While reading the book Ordinary Differential Equations and Dynamical Systems by Gerald Teschl, I got stuck at Problem 6.16. It states:
Consider the system \begin{eqnarray*} \dot{x} = x-y-x(x^2+y^2)+\dfrac{xy}{\sqrt{x^2+y^2}} \\ \dot{y} = x+y-y(x^2+y^2)-\dfrac{x^2}{\sqrt{x^2+y^2}}. \end{eqnarray*} Show that $(1,0)$ is not stable even though $\lim\limits_{t \to +\infty} |\phi(t,x) - x_0| = 0$.

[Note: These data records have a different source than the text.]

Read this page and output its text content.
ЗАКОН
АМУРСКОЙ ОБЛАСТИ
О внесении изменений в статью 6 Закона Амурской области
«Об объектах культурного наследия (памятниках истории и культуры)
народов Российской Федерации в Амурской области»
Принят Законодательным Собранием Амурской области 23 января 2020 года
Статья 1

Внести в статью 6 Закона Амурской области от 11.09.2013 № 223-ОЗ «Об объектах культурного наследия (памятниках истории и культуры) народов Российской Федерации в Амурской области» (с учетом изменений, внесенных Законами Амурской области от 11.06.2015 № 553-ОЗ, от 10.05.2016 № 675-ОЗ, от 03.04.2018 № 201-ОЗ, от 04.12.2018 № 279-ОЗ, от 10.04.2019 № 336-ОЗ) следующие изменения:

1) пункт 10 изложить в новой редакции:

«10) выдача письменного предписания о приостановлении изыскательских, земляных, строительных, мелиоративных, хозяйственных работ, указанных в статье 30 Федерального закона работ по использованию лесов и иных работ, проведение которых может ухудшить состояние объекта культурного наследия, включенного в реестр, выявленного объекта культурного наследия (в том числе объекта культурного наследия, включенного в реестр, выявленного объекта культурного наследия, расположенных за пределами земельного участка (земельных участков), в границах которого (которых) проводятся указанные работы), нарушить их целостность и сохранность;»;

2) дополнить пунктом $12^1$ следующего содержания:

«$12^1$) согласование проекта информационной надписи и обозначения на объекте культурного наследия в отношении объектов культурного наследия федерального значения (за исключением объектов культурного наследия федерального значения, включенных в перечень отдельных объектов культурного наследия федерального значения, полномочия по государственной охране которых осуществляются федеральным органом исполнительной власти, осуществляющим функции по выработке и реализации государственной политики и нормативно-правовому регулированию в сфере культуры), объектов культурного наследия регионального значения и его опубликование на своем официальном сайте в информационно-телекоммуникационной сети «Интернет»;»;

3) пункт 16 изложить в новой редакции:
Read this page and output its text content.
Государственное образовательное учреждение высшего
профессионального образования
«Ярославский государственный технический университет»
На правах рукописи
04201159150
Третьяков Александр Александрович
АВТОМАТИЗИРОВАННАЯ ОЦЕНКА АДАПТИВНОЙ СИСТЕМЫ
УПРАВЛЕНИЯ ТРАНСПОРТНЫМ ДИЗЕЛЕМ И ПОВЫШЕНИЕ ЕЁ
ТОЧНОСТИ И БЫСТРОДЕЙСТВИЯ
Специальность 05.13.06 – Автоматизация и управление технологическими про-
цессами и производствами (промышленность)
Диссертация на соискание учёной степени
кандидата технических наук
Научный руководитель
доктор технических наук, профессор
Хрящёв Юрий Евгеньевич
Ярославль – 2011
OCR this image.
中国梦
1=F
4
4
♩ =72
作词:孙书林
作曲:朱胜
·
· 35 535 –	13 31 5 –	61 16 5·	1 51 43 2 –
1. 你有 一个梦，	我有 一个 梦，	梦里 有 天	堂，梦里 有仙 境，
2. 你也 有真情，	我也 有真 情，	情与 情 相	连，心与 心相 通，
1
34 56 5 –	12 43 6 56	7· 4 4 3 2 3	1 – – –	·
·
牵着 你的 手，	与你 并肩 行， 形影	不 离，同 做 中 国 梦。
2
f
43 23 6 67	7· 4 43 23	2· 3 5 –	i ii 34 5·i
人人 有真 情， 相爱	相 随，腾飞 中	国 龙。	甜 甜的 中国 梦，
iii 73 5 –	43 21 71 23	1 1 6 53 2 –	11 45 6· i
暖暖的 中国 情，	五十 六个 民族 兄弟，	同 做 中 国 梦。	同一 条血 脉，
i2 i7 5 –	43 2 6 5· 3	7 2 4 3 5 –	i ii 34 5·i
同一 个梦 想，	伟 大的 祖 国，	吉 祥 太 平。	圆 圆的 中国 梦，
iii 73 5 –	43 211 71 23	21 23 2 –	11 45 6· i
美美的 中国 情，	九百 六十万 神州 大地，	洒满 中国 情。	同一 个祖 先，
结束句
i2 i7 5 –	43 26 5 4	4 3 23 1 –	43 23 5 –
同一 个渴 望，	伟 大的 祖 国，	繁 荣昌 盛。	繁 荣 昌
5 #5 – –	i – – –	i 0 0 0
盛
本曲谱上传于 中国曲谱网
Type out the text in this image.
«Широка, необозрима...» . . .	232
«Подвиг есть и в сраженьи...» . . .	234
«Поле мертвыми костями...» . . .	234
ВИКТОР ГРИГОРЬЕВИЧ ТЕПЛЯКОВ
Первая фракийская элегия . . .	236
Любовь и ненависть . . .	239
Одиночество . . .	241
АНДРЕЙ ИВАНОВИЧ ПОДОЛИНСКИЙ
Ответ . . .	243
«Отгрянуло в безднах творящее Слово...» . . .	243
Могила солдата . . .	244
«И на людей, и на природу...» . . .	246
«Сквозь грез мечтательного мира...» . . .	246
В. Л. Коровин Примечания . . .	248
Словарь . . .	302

I was able to show the second part, but i could not show that $(1,0)$ is not stable. By plotting the system on mathlab I could see that it isn't stable, but how do I show it using the definition of stability?
Hint.
From
\begin{eqnarray*} \dot{x} = x-y-x(x^2+y^2)+\dfrac{xy}{\sqrt{x^2+y^2}} \\ \dot{y} = x+y-y(x^2+y^2)-\dfrac{x^2}{\sqrt{x^2+y^2}}. \end{eqnarray*}
we have
\begin{eqnarray*} x\dot{x} = x^2-xy-x^2(x^2+y^2)+\dfrac{x^2y}{\sqrt{x^2+y^2}} \\ y\dot{y} = xy+y^2-y^2(x^2+y^2)-\dfrac{x^2y}{\sqrt{x^2+y^2}}. \end{eqnarray*}
and after addition
$$ (x^2+y^2)'=(x^2+y^2)(1-(x^2+y^2)) $$
or making $r=\sqrt{x^2+y^2}$
$$ \dot r = r(1-r^2) $$